Page:Revue des Deux Mondes - 1872 - tome 99.djvu/904

Le texte de cette page a été corrigé et est conforme au fac-similé.

Les enfans sous ce rapport ne valent pas mieux, je crois, que les grandes personnes, et aussitôt que la petite main rouge se levait pour demander la parole, il s’établissait un silence d’admiration ; le maître lui-même doutait parfois, en l’écoutant, de sa propre expérience et de sa propre opinion. Néanmoins certaines particularités dont il s’était amusé d’abord commencèrent à lui inspirer de grandes inquiétudes. Il ne parvenait pas à se dissimuler que Mliss fût vindicative, arrogante et volontaire ; on ne pouvait lui accorder qu’une qualité inséparable du tempérament demi-sauvage, la faculté physique pour ainsi dire de l’énergie et du dévoûment, et une autre encore qui n’est pas toujours, celle-là, il faut le reconnaître, l’attribut du noble sauvage, la sincérité. Mliss était brave et sincère ; peut-être dans un pareil caractère les deux adjectifs étaient-ils synonymes.

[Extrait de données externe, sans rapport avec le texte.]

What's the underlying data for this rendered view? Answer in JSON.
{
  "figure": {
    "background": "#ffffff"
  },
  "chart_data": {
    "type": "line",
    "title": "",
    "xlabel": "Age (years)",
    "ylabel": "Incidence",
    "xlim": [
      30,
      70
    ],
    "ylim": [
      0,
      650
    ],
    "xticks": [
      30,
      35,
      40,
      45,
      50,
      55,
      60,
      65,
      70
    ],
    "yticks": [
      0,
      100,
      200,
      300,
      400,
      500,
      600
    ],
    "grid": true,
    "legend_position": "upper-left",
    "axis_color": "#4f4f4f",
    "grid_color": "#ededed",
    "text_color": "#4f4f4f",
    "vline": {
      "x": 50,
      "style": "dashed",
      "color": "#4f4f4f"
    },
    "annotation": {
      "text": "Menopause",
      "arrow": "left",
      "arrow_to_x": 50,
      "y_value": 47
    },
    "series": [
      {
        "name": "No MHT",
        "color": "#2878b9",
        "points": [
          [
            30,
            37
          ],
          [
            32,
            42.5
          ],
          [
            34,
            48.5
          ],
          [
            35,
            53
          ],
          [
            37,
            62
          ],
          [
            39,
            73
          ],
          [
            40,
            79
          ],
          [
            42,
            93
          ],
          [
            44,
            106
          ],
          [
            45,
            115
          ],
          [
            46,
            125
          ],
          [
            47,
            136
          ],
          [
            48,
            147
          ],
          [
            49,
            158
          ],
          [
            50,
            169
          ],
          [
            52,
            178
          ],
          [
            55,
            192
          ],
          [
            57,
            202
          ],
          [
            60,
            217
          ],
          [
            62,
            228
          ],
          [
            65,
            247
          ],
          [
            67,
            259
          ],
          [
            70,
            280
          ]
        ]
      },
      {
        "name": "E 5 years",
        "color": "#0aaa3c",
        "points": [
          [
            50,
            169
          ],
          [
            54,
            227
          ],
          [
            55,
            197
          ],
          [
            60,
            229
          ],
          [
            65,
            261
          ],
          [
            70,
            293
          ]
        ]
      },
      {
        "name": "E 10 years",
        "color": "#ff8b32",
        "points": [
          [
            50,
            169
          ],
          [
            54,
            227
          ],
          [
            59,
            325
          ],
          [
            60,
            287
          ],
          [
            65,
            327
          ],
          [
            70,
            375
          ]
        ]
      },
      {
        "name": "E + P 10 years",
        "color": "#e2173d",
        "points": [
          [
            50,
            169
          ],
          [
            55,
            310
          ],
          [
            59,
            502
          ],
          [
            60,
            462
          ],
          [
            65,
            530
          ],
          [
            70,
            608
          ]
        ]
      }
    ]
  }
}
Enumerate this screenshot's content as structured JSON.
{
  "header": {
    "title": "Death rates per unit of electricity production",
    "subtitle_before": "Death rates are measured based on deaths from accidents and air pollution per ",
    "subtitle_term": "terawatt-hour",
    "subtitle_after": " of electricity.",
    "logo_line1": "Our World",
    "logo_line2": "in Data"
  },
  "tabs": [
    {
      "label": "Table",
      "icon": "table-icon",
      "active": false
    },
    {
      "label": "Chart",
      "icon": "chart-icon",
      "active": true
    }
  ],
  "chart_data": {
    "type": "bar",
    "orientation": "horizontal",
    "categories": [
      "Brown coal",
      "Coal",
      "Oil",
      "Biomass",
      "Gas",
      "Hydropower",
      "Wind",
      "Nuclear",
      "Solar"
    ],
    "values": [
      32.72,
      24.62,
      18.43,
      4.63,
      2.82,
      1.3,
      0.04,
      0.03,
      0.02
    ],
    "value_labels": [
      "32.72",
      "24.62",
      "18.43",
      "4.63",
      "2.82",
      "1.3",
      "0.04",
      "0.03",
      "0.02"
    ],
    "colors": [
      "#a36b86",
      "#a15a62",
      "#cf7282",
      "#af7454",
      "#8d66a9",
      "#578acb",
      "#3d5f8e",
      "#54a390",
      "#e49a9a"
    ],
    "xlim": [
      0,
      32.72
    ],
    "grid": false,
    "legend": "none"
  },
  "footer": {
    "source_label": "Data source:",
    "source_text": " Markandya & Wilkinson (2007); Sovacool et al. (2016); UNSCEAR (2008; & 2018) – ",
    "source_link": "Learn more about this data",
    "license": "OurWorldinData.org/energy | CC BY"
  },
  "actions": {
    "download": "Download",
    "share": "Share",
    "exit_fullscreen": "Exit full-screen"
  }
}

Le maître avait beaucoup réfléchi là-dessus, et était arrivé à la conclusion de tous ceux qui réfléchissent de bonne foi, à savoir qu’il était l’esclave de ses propres préjugés ; il résolut donc de prendre l’avis du révérend Mac Snagley. Cette démarche humiliait son orgueil, car Mac Snagley et lui n’étaient rien moins qu’amis, mais il ne pensait qu’à Mliss et à leur première rencontre. Pénétré peut-être de la superstition bien pardonnable que ce n’était pas le hasard qui avait guidé ce soir-là ses pieds dociles jusqu’à l’école, se complaisant peut-être aussi dans le sentiment de la magnanimité dont il allait faire preuve, le jeune maître surmonta ses répugnances, et alla trouver Mac Snagley. Le révérend fut aise de le voir ; cependant il remarqua qu’il avait l’air abattu, — affligé probablement de névralgie ou de rhumatisme ? Lui-même avait été pris de fièvre depuis la dernière conférence ; mais il avait appris pour sa part la résignation et la prière. Après un moment de silence pour recueillir certaine recette que lui donnait le maître contre la fièvre, M. Mac Snagley entama d’interminables éloges sur sœur Morpher. — Elle était l’ornement de la chrétienté, sa jeune famille promettait beaucoup ; quelle jeune personne bien élevée que miss Clytie ! si polie, si douce ! . — Il était ébloui des perfections de Clytie, il ne tarissait pas à ce sujet. Le maître se sentait doublement embarrassé ; cet enthousiasme paraissait souligner la différence entre Clytie et la pauvre Mliss, et il y avait quelque chose de confidentiel qui lui déplaisait dans le ton du révérend tandis qu’il lui parlait de l’aînée des demoiselles Morpher, de sorte qu’après de vaines tentatives pour dire quelque chose de naturel, le maître jugea opportun de battre en retraite. Il n’avait pas demandé le conseil qu’il était allé chercher, mais reprochait en lui-même assez injustement au révérend Mac Snagley de le lui avoir refusé.